Of the 81 patients included
in the study, 40 were randomized to standard hospital care. The other 41 patients
were randomized to early discharge, which generally occurred on the next working
day after recruitment. An ARAS nurse visited these patients the morning after
discharge and, thereafter, at intervals determined by the nurse. Athome treatment
could be adjusted by the nurse after discussion with the ARAS medical staff. Both
groups of patients were evaluated two months after initial hospital discharge.
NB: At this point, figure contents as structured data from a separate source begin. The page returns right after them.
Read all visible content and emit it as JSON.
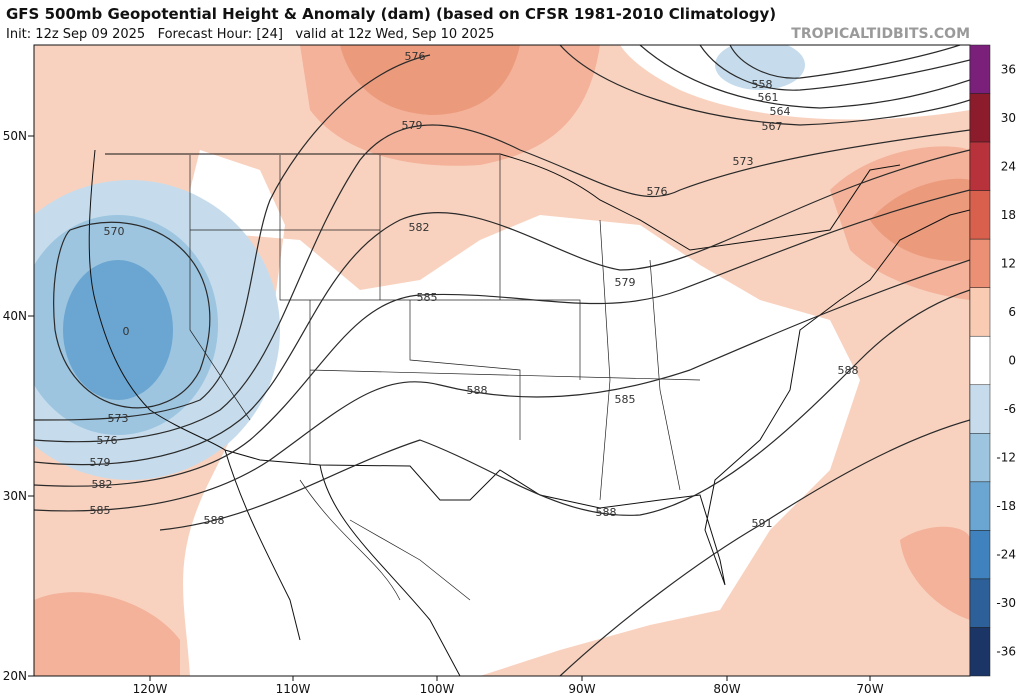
{
  "header": {
    "title": "GFS 500mb Geopotential Height & Anomaly (dam) (based on CFSR 1981-2010 Climatology)",
    "subtitle": "Init: 12z Sep 09 2025   Forecast Hour: [24]   valid at 12z Wed, Sep 10 2025",
    "site": "TROPICALTIDBITS.COM"
  },
  "map": {
    "lat_labels": [
      "50N",
      "40N",
      "30N",
      "20N"
    ],
    "lon_labels": [
      "120W",
      "110W",
      "100W",
      "90W",
      "80W",
      "70W"
    ],
    "contour_labels": [
      576,
      558,
      561,
      564,
      567,
      573,
      576,
      579,
      582,
      585,
      579,
      588,
      585,
      588,
      588,
      588,
      591,
      570,
      573,
      576,
      579,
      582,
      585,
      0
    ]
  },
  "colorbar": {
    "ticks": [
      36,
      30,
      24,
      18,
      12,
      6,
      0,
      -6,
      -12,
      -18,
      -24,
      -30,
      -36
    ]
  }
}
The mean duration of hospitalization
was 3.2 days for the early discharge patients and 6.1 days for those given standard
care. The two groups had a similar readmission rate (about 30%). The mean duration
of hospitalization after readmission was similar in the two groups (7.8 days vs
8.8 days, respectively). The number of patients who died within 60 days of initial
admission was slightly lower in the early discharge group than in the standard
treatment group.
Dr. Stevenson emphasized that
the benefits of early discharge apply only to patients with uncomplicated exacerbations
who do not have acidotic respiratory failure. He added, We believe that initial
assessment in hospital is essential in this model of care. All patients should
have a chest radiograph and arterial blood gases, with additional investigation
as necessary.
The main difference between
an ARAS-based system and earlier models of home care for COPD patients is that
in the ARAS model medical and nursing care is restricted to the acute illness
and no attempt is made to provide long-term supervision, which in previous studies
has not been cost-effective, Dr. Stevenson told PULMONARY
REVIEWS. The ARAS model uses nurses time more
economically and takes advantage of the fact that the greatest degree of improvement
in these patients takes place in the first two days after hospital admission,
thus increasing the number of patients who will be eligible for home care.
--Kristin
Della Volpe
References
1. Skwarska E, Cohen G, Skwarski KM, et al. Randomised controlled trial of supported
discharge in patients with exacerbations of chronic obstructive pulmonary disease.
Thorax. 2000; 55:907 912.
2. Cotton MM, Bucknall CE,
Dagg KD, et al. Early discharge for patients with exacerbations of chronic obstructive
pulmonary disease: a randomised controlled trial. Thorax. 2000; 55:902 906.
3. Gravil JH, Al-Rawas OA,
Cotton MM, et al. Home treatment of exacerbations of chronic obstructive pulmonary
disease by an acute respiratory assessment service. Lancet. 1998; 351:1853 1855.